I spent a very interesting, and pleasant day in Tasmania last Friday courtesy of Microsoft and IoT startup, The Yield, learning all about how The Yield is using IoT technology to help Tasmania’s oyster farmers be more productive, more efficient, and hence more competitive.
Along the way I also learnt something about what’s involved in oyster farming and believe me, it ain’t easy. Aside from the various hazards that The Yield’s IoT systems are designed to alleviate — of which more anon — producing those tasty uniform oysters elegantly served in up market restaurants is no mean feat. It requires constant nurturing, grading and shifting of oysters in their beds. Otherwise it’s survival of the fittest: you end up with a few monster oysters that suck all the nutrients out of the seawater and lots of shrivelled and undernourished specimens that no self-respecting chef would dream of serving up.

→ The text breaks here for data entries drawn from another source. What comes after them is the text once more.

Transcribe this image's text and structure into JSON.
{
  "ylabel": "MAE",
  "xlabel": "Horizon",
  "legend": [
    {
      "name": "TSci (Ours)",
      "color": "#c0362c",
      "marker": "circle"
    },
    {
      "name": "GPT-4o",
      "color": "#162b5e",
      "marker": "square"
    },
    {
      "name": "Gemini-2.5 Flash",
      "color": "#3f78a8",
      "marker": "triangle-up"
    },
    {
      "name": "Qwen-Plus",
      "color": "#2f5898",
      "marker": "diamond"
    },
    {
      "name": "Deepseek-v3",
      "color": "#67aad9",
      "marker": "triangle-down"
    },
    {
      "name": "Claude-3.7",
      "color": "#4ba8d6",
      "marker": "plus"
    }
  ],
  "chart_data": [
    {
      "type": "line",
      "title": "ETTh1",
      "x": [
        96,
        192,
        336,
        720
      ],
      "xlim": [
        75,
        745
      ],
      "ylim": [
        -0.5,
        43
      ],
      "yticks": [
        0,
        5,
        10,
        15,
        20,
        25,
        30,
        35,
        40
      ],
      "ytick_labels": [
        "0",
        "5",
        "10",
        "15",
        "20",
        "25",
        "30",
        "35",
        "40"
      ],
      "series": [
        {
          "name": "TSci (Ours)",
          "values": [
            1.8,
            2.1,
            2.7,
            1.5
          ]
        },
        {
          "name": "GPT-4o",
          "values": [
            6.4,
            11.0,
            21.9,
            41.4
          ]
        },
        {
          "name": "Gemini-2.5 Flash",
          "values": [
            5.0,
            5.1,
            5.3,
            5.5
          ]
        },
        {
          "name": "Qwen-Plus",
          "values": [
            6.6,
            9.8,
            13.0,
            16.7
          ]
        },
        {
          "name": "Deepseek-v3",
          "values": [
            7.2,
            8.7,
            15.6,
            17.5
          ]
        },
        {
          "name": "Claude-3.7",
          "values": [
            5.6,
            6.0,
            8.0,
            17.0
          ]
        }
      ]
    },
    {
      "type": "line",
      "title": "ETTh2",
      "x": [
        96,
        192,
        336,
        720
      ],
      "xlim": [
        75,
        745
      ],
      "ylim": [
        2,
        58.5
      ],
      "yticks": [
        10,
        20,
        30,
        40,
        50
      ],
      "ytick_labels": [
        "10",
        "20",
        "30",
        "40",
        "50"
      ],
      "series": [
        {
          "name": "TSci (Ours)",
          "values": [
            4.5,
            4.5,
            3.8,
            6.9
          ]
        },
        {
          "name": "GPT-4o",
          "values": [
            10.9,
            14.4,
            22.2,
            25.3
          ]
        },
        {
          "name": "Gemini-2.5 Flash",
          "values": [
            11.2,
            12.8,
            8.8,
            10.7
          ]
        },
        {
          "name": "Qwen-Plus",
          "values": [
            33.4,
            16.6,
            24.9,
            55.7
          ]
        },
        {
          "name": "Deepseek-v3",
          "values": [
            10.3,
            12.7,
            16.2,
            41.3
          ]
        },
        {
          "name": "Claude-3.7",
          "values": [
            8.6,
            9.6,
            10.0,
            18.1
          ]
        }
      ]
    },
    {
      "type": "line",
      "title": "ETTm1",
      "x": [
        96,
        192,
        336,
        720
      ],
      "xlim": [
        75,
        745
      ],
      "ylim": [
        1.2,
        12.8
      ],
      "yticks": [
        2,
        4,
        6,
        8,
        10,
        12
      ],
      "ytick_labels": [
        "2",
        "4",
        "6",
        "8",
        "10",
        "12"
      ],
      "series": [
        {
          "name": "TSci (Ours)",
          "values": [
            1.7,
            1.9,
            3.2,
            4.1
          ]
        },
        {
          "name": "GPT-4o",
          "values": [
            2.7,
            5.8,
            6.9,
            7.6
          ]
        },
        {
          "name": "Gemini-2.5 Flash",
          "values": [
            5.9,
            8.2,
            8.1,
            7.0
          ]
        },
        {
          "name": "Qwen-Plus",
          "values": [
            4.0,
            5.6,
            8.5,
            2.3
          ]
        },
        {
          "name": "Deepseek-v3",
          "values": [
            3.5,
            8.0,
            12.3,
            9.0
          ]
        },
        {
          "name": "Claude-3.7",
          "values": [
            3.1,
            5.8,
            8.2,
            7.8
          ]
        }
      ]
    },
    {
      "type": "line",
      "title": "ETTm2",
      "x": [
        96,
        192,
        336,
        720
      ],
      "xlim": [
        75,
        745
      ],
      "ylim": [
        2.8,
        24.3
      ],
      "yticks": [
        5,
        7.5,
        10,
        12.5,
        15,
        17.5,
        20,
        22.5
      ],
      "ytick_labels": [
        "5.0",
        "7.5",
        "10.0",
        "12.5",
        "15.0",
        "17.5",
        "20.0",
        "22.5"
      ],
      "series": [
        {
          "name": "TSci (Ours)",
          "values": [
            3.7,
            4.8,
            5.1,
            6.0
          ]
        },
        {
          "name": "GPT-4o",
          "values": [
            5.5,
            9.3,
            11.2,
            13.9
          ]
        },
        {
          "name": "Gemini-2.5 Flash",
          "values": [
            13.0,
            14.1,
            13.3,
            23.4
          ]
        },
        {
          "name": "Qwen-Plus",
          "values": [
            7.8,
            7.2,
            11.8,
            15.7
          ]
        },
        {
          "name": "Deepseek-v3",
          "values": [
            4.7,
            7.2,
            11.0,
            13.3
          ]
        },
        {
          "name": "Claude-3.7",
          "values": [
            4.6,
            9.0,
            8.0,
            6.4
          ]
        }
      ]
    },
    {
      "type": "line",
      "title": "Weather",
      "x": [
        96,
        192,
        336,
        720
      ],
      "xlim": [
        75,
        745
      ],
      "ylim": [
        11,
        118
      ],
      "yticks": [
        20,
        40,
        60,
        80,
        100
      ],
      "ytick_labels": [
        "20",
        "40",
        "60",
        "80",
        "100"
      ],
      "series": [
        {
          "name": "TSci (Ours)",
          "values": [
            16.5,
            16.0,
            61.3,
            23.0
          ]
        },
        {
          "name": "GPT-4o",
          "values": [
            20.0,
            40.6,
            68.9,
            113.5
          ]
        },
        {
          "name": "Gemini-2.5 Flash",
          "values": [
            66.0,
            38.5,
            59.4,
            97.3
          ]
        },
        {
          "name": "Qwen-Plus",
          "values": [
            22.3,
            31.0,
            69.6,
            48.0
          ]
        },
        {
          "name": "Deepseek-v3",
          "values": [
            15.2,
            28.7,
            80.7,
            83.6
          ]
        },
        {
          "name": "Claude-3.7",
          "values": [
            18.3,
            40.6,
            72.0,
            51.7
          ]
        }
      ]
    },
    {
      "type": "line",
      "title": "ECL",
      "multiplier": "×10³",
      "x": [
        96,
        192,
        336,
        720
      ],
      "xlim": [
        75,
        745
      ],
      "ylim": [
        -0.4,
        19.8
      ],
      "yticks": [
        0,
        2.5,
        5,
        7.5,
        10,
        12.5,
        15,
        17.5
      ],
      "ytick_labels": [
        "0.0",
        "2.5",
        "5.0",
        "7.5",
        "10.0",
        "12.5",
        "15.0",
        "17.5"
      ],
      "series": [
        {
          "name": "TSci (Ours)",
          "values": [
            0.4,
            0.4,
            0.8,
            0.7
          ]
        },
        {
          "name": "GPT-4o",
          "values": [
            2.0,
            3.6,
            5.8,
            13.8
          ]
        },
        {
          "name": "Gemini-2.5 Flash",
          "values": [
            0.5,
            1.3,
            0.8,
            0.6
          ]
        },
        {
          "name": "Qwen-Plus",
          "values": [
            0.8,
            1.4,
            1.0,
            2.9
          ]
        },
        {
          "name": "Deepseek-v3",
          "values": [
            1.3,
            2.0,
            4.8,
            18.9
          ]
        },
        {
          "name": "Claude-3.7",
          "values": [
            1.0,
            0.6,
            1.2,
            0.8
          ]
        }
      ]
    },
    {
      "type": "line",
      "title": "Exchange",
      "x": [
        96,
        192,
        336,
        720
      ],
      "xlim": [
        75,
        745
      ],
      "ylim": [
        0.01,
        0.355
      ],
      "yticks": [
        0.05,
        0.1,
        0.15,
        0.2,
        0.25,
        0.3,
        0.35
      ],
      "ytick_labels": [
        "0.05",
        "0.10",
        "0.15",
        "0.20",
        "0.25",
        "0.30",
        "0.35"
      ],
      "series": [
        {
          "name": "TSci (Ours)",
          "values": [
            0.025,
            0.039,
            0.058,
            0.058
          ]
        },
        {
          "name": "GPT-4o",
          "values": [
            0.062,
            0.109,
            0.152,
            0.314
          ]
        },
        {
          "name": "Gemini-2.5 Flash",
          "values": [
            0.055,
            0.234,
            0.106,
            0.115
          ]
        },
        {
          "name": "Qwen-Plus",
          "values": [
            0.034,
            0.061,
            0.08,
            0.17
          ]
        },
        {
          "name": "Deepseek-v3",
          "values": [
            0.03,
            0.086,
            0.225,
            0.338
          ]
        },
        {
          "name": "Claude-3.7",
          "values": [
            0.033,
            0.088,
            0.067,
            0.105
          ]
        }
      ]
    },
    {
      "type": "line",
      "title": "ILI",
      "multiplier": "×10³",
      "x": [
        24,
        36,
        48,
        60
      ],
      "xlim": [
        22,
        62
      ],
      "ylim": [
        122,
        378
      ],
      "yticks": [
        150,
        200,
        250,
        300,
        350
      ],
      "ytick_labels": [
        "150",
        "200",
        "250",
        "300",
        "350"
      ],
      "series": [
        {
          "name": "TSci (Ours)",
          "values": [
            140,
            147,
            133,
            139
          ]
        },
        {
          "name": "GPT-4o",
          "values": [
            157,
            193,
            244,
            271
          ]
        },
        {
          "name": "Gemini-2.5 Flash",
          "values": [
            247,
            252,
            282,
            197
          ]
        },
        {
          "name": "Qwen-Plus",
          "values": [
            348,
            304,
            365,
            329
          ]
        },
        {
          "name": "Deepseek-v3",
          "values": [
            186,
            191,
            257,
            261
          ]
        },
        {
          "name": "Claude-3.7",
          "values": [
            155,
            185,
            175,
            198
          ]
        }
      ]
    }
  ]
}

That’s just one aspect of it. Suffice to say I will never look at a plate of oysters in the same way again, but back to The Yield and IoT.
The Yield’s service to Tasmanian oyster growers addresses two problems. When heavy rain washes water from the land into the estuary, pollutant levels rise and oysters absorb contaminants making them dangerous if consumed. Government regulations prohibit harvesting of oysters until it’s judged that tides and river flow have washed away the contaminants and the oysters have cleaned themselves.
Historically the decision to cease or resume harvesting has been made by The Tasmanian Department of Primary Industries, Parks, Water and Environment based solely on rainfall as measured at weather stations the might be many kilometres from the estuary, and naturally has erred on the conservative side.
The Yield’s technology is able to predict when closure is necessary much more accurately. According to The Yield, weather closures have cost the Tasmanian oyster industry an average of $4.3m a year for the past three years. On this basis, if its IoT technology delivers just a 30 percent reduction in closures it would return four times the investment.
The other big problem facing the Tasmanian oyster industry is Pacific Oyster Mortality Syndrome (POMS), a viral disease that can wipe out almost entire populations. It’s not fully understood but what is known is that outbreaks can be triggered by higher water temperatures, so if oysters can be removed from the water ahead of a rise in water temperature they can be saved.
What I learnt is that IoT is really only one component of what The Yield offers. Its real value proposition, and where its key intellectual property resides, is in predictive analytics. As CEO and founder, Ros Harvey puts it: “We are in the business of managing uncertainty.”
The only ‘things’ in The Yield’s system are solar-powered salinity sensors that it has deployed at a number of locations in the Derwent River estuary, designed by its shareholder, Bosch and incorporating a highly accurate and reliable salinity measuring device. It combines this salinity data with publicly available, temperature, barometric pressure and tidal data.
Harvey says there are four components to The Yield’s system: Sensors, platform, data analytics, user interface. It’s using Microsoft’s Azure cloud services and the Azure IoT Suite to host its platform, but Harvey says, “The value proposition is in the data analytics.”
She explains: “We take the tidal signature and offset that for harmonics, for the shape of the bay and for weather and we get this highly accurate tidal signature or prediction curve. And because salt and fresh water don’t mix, when you measure salinity at a single point you get a salinity signature that echoes the tidal signature.
Patent prediction algorithms
“So where the smarts are is in the analytics. When we get a rain event in the catchment we can predict the local salinity as rainfall flows through the catchment. This is what we have developed the algorithms for and that are subject to patent applications. We can do a pretty accurate prediction.
“We developed the mathematical models with our data science team and to scale those we employ machine learning so the model is rapidly scalable when we want to apply it to different bays.”
Temperature prediction is particularly important to alleviate the impact of POMS, Harvey says. “What the industry is doing is window farming: they are growing oysters in areas that are not infected by the virus they have to get them out of the water before the temperature rises and turns the virus on again.”
While the oyster application might seem impressive it is, according to Harvey, not the main game. “We see oysters as our entrée,” she says. “It’s where we are looking at how to demonstrate the business model and the technology and how we go to market, but really it is platform technology that we are demonstrating here.”
The Yield’s story is another example of how the real value in IoT is not in networks of things feeding in data: that aspect is likely to be rapidly commoditised. It’s going to be in gathering disparate sources of data, discovering relationships between them, providing new insights and, best of all: predicting the future.